Vice President Joe Biden sought Monday to reassure Iraq that America is not abandoning it as the U.S. military steps back and a stalemate over who will run the war-battered nation's next government approaches its sixth month.
Biden flew into Baghdad a few days before a military ceremony formally marking the end of U.S. combat operations seven years after the invasion that toppled Saddam Hussein. He also will try to spur the nation's leaders to forge a power-sharing agreement to bring some much-needed political stability to Iraq after March parliamentary elections failed to produce a clear winner.
Biden tried to reassure Iraqis that America's transition to more of a diplomatic mission in Iraq than a military one would be smooth.
"We're going to be just fine. They're going to be just fine," he said during a brief photo opportunity at the U.S. Embassy, sitting next to Ambassador Jim Jeffrey and surrounded by top U.S. generals overseeing Iraq and the rest of the Middle East.
The Sept. 1 ceremony marks the start of the so-called "Operation New Dawn" — symbolizing the beginning of the end of the American military's mission in Iraq.
Just under 50,000 U.S. troops remain in Iraq — down from a peak of nearly 170,000 at the height of the 2007 military surge that is credited with helping turn the tide in Iraq as it teetered on the brink of civil war. Additionally, U.S. troops no longer will be allowed to go on combat missions unless requested and accompanied by Iraqi forces.
Now, officials said, the American military will take a backseat to the U.S. State Department's efforts to help Iraq's security, economy and government stand alone as all U.S. troops leave by the end of 2011. Even after that, officials said, the United States will continue to assist Iraq in what Biden adviser Tony Blinken called "a long-term partnership."
"We're not disengaging from Iraq," Blinken told reporters. "And even as we draw down our troops, we are ramping up our engagement across the board."
Yet Iraq's political impasse has slowed U.S. efforts to help, Blinken said. Without a new government in place, Blinken said the United States is unable to put much pressure on the United Nations to lift sanctions on Iraq that have been in place since the 1991 invasion of Kuwait. The U.N. sanctions require Iraq to pay compensation to Kuwait.
The scaled-back military mission also has left Iraqis worried that their fledgling security forces won't be able to protect the nation. Prime Minister Nouri al-Maliki put Iraq on its highest level of alert last week for possible suicide bomb attacks from al-Qaida and Saddam's former Baath Party loyalists through Wednesday's ceremony.
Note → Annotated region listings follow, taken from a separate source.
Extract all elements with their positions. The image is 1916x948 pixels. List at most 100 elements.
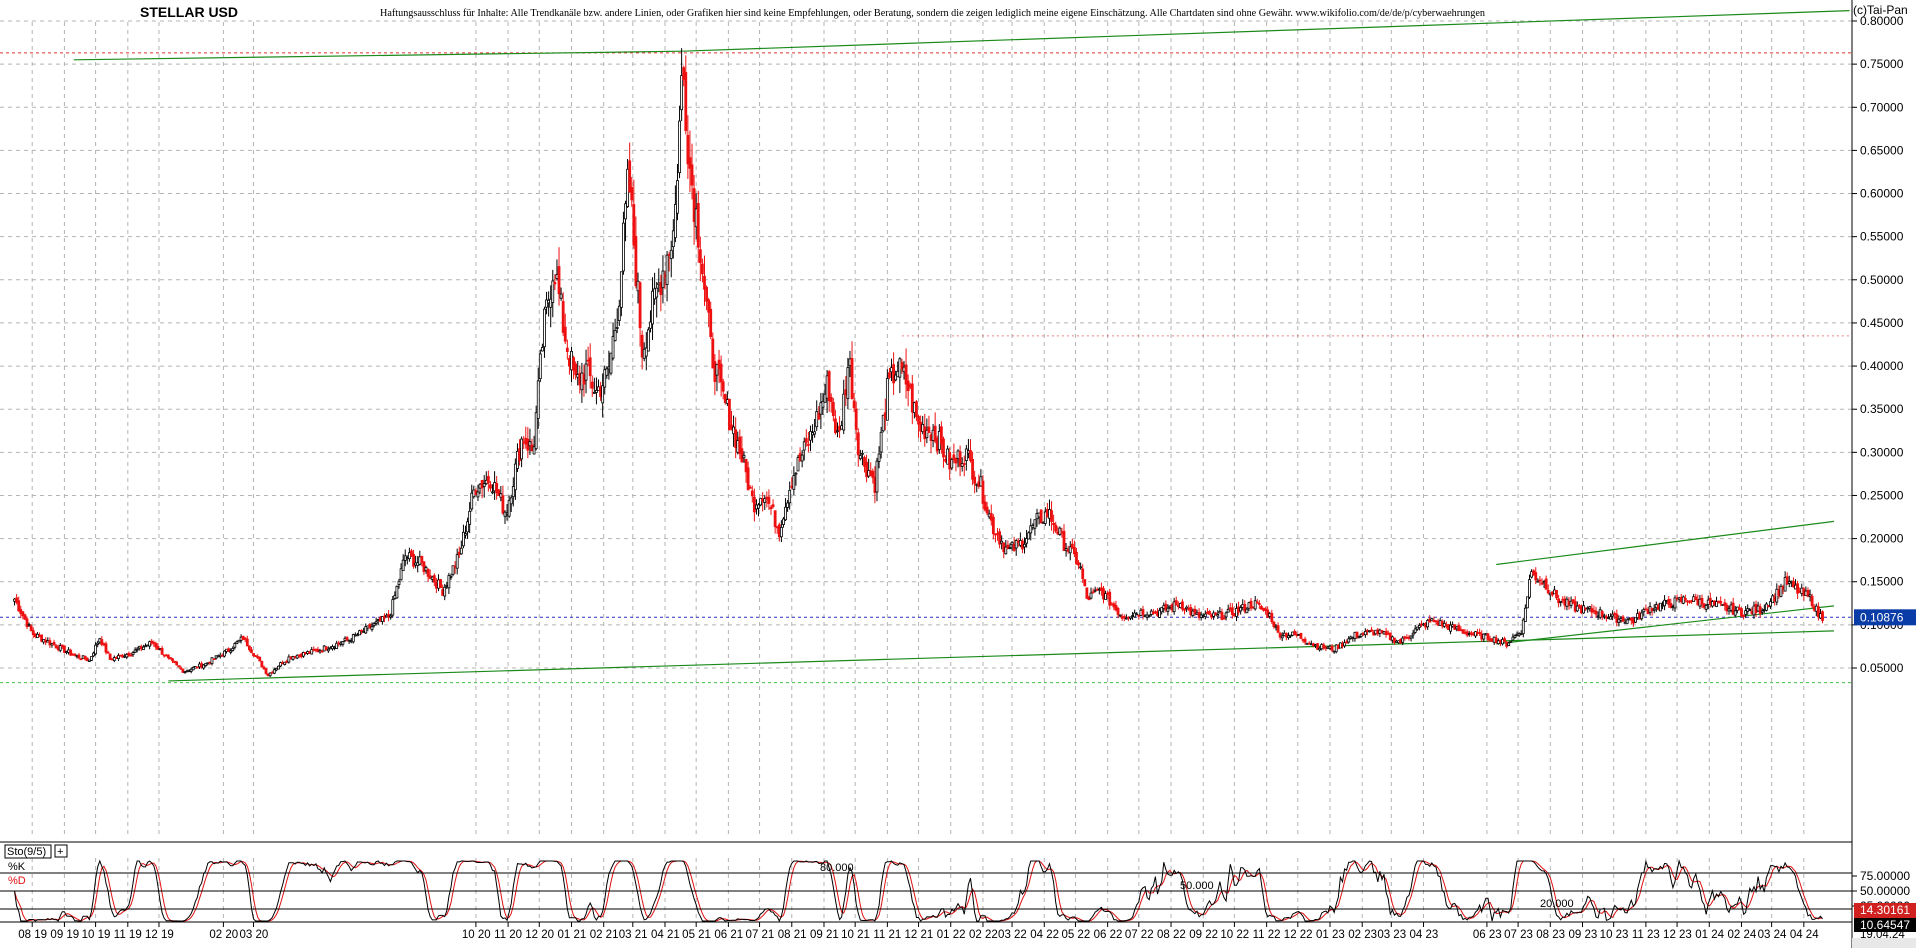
candle-body bbox=[77, 654, 81, 659]
candle-body bbox=[964, 448, 968, 461]
candle-body bbox=[380, 616, 384, 622]
candle-body bbox=[1611, 613, 1615, 617]
scrollbar-track[interactable] bbox=[1852, 938, 1916, 948]
candle-body bbox=[243, 637, 247, 640]
candle-body bbox=[688, 157, 692, 169]
candle-body bbox=[1673, 597, 1677, 609]
candle-body bbox=[553, 282, 557, 285]
x-tick-label: 10 20 bbox=[462, 929, 491, 941]
candle-body bbox=[129, 654, 133, 657]
candle-body bbox=[962, 463, 966, 465]
candle-body bbox=[1740, 608, 1743, 617]
candle-body bbox=[90, 656, 93, 661]
x-tick-label: 06 22 bbox=[1094, 929, 1123, 941]
candle-body bbox=[335, 642, 339, 649]
candle-body bbox=[817, 413, 821, 420]
candle-body bbox=[1010, 541, 1014, 546]
candle-body bbox=[127, 652, 131, 656]
candle-body bbox=[1731, 602, 1735, 615]
candle-body bbox=[1253, 600, 1257, 610]
x-tick-label: 11 20 bbox=[494, 929, 522, 941]
stoch-expand-button[interactable] bbox=[54, 844, 68, 858]
candle-body bbox=[166, 654, 170, 659]
x-tick-label: 01 23 bbox=[1316, 929, 1345, 941]
candle-body bbox=[624, 203, 627, 220]
candle-body bbox=[511, 486, 515, 498]
candle-body bbox=[295, 654, 299, 659]
candle-body bbox=[939, 426, 943, 445]
x-tick-label: 06 21 bbox=[714, 929, 743, 941]
x-tick-label: 02 20 bbox=[209, 929, 238, 941]
candle-body bbox=[1370, 629, 1373, 632]
candle-body bbox=[94, 644, 97, 655]
candle-body bbox=[1523, 607, 1527, 623]
candle-body bbox=[1064, 548, 1068, 551]
stochastic-legend[interactable]: Sto(9/5) + %K %D bbox=[4, 844, 68, 887]
candle-body bbox=[100, 639, 104, 646]
candle-body bbox=[543, 308, 546, 348]
candle-body bbox=[1077, 562, 1080, 566]
candle-body bbox=[698, 249, 702, 263]
candle-body bbox=[1526, 596, 1529, 609]
candle-body bbox=[630, 186, 634, 201]
x-tick-label: 01 21 bbox=[557, 929, 586, 941]
y-tick-label: 0.80000 bbox=[1860, 14, 1904, 28]
candle-body bbox=[1796, 583, 1799, 594]
candle-body bbox=[1634, 617, 1637, 623]
candle-body bbox=[247, 645, 251, 651]
candle-body bbox=[676, 180, 679, 214]
candle-body bbox=[973, 476, 977, 484]
candle-body bbox=[1482, 633, 1486, 640]
candle-body bbox=[21, 611, 25, 617]
candle-body bbox=[861, 452, 864, 455]
candle-body bbox=[156, 645, 160, 650]
candle-body bbox=[262, 666, 266, 670]
candle-body bbox=[1683, 597, 1687, 601]
candle-body bbox=[1043, 511, 1047, 524]
candle-body bbox=[1158, 610, 1162, 618]
candle-body bbox=[1108, 591, 1112, 606]
candle-body bbox=[540, 347, 544, 352]
candle-body bbox=[1322, 644, 1326, 649]
stoch-indicator-box[interactable] bbox=[4, 844, 52, 859]
candle-body bbox=[831, 402, 835, 417]
y-tick-label: 0.45000 bbox=[1860, 316, 1904, 330]
candle-body bbox=[489, 484, 492, 489]
candle-body bbox=[277, 665, 280, 670]
candle-body bbox=[1004, 546, 1008, 555]
stoch-level-label: 20.000 bbox=[1540, 898, 1574, 910]
y-tick-label: 0.75000 bbox=[1860, 57, 1904, 71]
stoch-level-label: 80.000 bbox=[820, 862, 854, 874]
candle-body bbox=[250, 649, 253, 653]
candle-body bbox=[345, 637, 349, 641]
candle-body bbox=[279, 662, 282, 667]
x-tick-label: 11 23 bbox=[1632, 929, 1660, 941]
x-tick-label: 05 22 bbox=[1061, 929, 1090, 941]
candle-body bbox=[748, 486, 752, 489]
y-tick-label: 0.50000 bbox=[1860, 273, 1904, 287]
candle-body bbox=[759, 498, 763, 506]
candle-body bbox=[1062, 530, 1066, 551]
candle-body bbox=[1347, 638, 1351, 643]
candle-body bbox=[784, 506, 787, 521]
candle-body bbox=[160, 647, 164, 655]
candle-body bbox=[595, 389, 598, 393]
candle-body bbox=[1006, 544, 1010, 549]
x-tick-label: 02 22 bbox=[969, 929, 998, 941]
x-tick-label: 09 22 bbox=[1189, 929, 1218, 941]
candle-body bbox=[536, 380, 540, 419]
candle-body bbox=[1239, 607, 1243, 612]
candle-body bbox=[649, 321, 652, 329]
candle-body bbox=[181, 668, 185, 673]
chart-scrollbar[interactable] bbox=[1852, 938, 1916, 948]
candle-body bbox=[619, 271, 623, 308]
candle-body bbox=[800, 454, 804, 462]
x-tick-label: 03 22 bbox=[998, 929, 1027, 941]
candle-body bbox=[1478, 632, 1482, 634]
candle-body bbox=[1118, 614, 1122, 617]
candle-body bbox=[229, 650, 233, 653]
candle-body bbox=[1681, 596, 1685, 604]
candle-body bbox=[204, 662, 208, 666]
candle-body bbox=[171, 658, 174, 662]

Even the U.S. Embassy in the heavily fortified Green Zone was put on lockdown briefly shortly before Biden's arrival Monday because radar detected incoming fire. Hours later, Iraqi police said five Katyusha rockets hit the Green Zone around 10:30 p.m., but there were no immediate reports of casualties.
U.S. Brig. Gen. Ralph Baker cited a marked increase during the past two months in indirect fire — usually mortar shells or rockets — into the Green Zone and Baghdad's international airport.
"I don't support the U.S. troops' withdrawal for the time being," Baghdad resident Samira Gorgess said Monday. "Iraq is still in need of U.S. forces as the security situation in Iraq is still unstable."
Michael Rubin, an Iraq political scholar at the American Enterprise Institute in Washington, predicted that U.S. influence in Iraq will dwindle with the military mission, despite stepped-up diplomacy.
"In Baghdad, we might maintain the largest U.S. embassy in the world, but our diplomats might as well be exhibits in a zoo," Rubin said. "The fact of the matter is that our influence always had been proportional to boots on the ground, and we are consciously eliminating our influence during a political crisis and thereby creating a perfect storm."
Biden will try to prevent that with back-to-back meetings Tuesday with Iraq's top political leaders, including al-Maliki and his political archrival, former Premier Ayad Allawi.
Allawi heads the secular Sunni-dominated Iraqiya political coalition that narrowly denied al-Maliki a win in the election. Both al-Maliki and Allawi want to be prime minister in the next government, but neither won enough seats to govern alone, making the formation of a coalition necessary.
U.S. diplomats have encouraged a power-sharing agreement between them to control a majority of parliament and win the right to choose the new government's leaders.
So far, neither man has backed down, creating a political impasse and leading to backroom jockeying among hard-line Shiite groups for a larger share of power.
The White House said Biden also plans to sit down with Iraqi President Jalal Talabani, Sunni Vice President Tariq al-Hashemi, Shiite Vice President Adel Abdul-Mahdi and Shiite cleric Ammar al-Hakim, leader of the Iranian-backed Supreme Islamic Iraqi Council.
The capstone of Biden's visit, however, will come Wednesday. He will preside over a ceremony in which Gen. Ray Odierno will end more than five years in Iraq and hand over the reins as commander of U.S. forces here to Lt. Gen. Lloyd Austin. Austin also has served extensively in Iraq, most recently as commander of troop operations in 2008-09.